Question

Two identical particles are charged and held at a distance of $1m$ from each other. They are found to be attracting each other with a force of $0.027N$. Now, they are connected by a conducting wire so that charge flows between them. When the charge flow stops, they are found to be repelling each other with a force of $0.009N$. Find the initial charge on each particle:
$\begin{aligned} & A){{q}_{1}}=\pm 3\mu C;{{q}_{2}}=\mp 1\mu C \\\ & B){{q}_{1}}=\mp 3\mu C;{{q}_{2}}=\pm 2\mu C \\\ & C){{q}_{1}}=\pm 5\mu C;{{q}_{2}}=\mp 2\mu C \\\ & D)\text{ }None\text{ }of\text{ }these \\\ \end{aligned}$

Answer 1

Hint: We know that the force between two charges is given by Coulomb's law. We can write the equations for initial and final cases using Coulomb's law. As the charge flows between the two charges, the final charge is average of the initial charge.

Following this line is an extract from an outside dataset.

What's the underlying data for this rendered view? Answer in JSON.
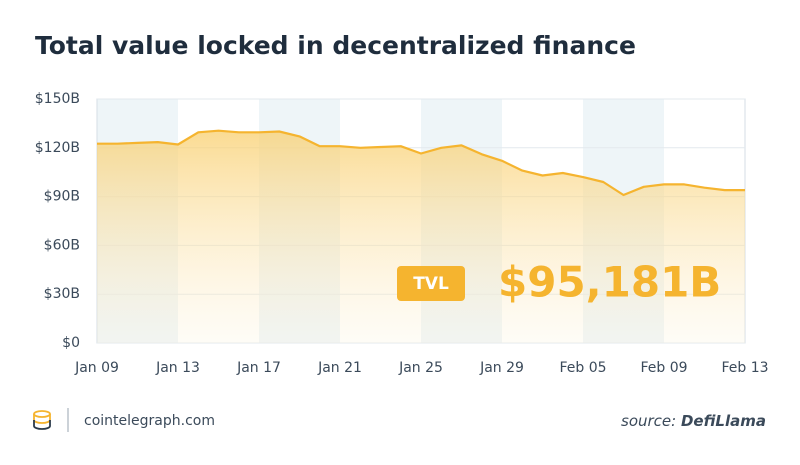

Complete step-by-step answer:
Let us consider that the charges on the two particles are ${{Q}_{1}}$ and ${{Q}_{2}}$ respectively. If the force acting between these charges are taken to be $F$ and the distance between the two particles is taken to be $d$, then by Coulomb’s law, we can write,
$F=\dfrac{k{{Q}_{1}}{{Q}_{2}}}{{{d}^{2}}}$
In the question, it has been mentioned that initially, the force between the particles is $0.027N$. Therefore, we can write,
$\begin{aligned} & 0.027=\dfrac{k{{Q}_{1}}{{Q}_{2}}}{{{(1)}^{2}}} \\\ & \Rightarrow k{{Q}_{1}}{{Q}_{2}}=0.027\to \text{ equation(1)} \\\ \end{aligned}$
Again, when the two particles are connected by a conducting wire, the charges on the two particles will become equal. If $q$is taken to be the new charge of the particles, then,
$q=\dfrac{{{Q}_{1}}+{{Q}_{2}}}{2}$
Hence the Coulomb force $F'$will be
$F'=\dfrac{k{{(\dfrac{{{Q}_{1}}+{{Q}_{2}}}{2})}^{2}}}{{{d}^{2}}}$
So, according to the question, we can write,
$\begin{aligned} & 0.009=\dfrac{k{{(\dfrac{{{Q}_{1}}+{{Q}_{2}}}{2})}^{2}}}{{{(1)}^{2}}} \\\ & \Rightarrow k{{(\dfrac{{{Q}_{1}}+{{Q}_{2}}}{2})}^{2}}=0.009\to \text{ equation(2)} \\\ \end{aligned}$
After simplifying the above equations, and substituting the given values, we find that,
${{Q}_{1}}{{Q}_{2}}=-3\times {{10}^{-12}}\text{( - because the charges are opposite)}$
$\begin{aligned} & {{({{Q}_{1}}+{{Q}_{2}})}^{2}}=4\times {{10}^{-12}} \\\ & \Rightarrow ({{Q}_{1}}+{{Q}_{2}})=\pm 2\times {{10}^{-6}} \\\ \end{aligned}$
So, from the above equations, we can find that, the answer to the given question is
$g$ ${{Q}_{1}}=\pm 3\mu C\text{ }and\text{ }{{Q}_{2}}=\mp 1\mu C\text{ }$
So, as per the question, if ${{Q}_{1}}={{q}_{1}}\text{and }{{Q}_{2}}={{q}_{2}}$, then the answer is option
$A){{q}_{1}}=\pm 3\mu C;{{q}_{2}}=\mp 1\mu C$

Note: Students must be careful while using the Coulomb’s law, because many times, there is a mistake in taking the denominator. Students need to remember that according to this law, the force is always inversely proportional to the ‘square of the distance’ between the charges and not the ‘distance’.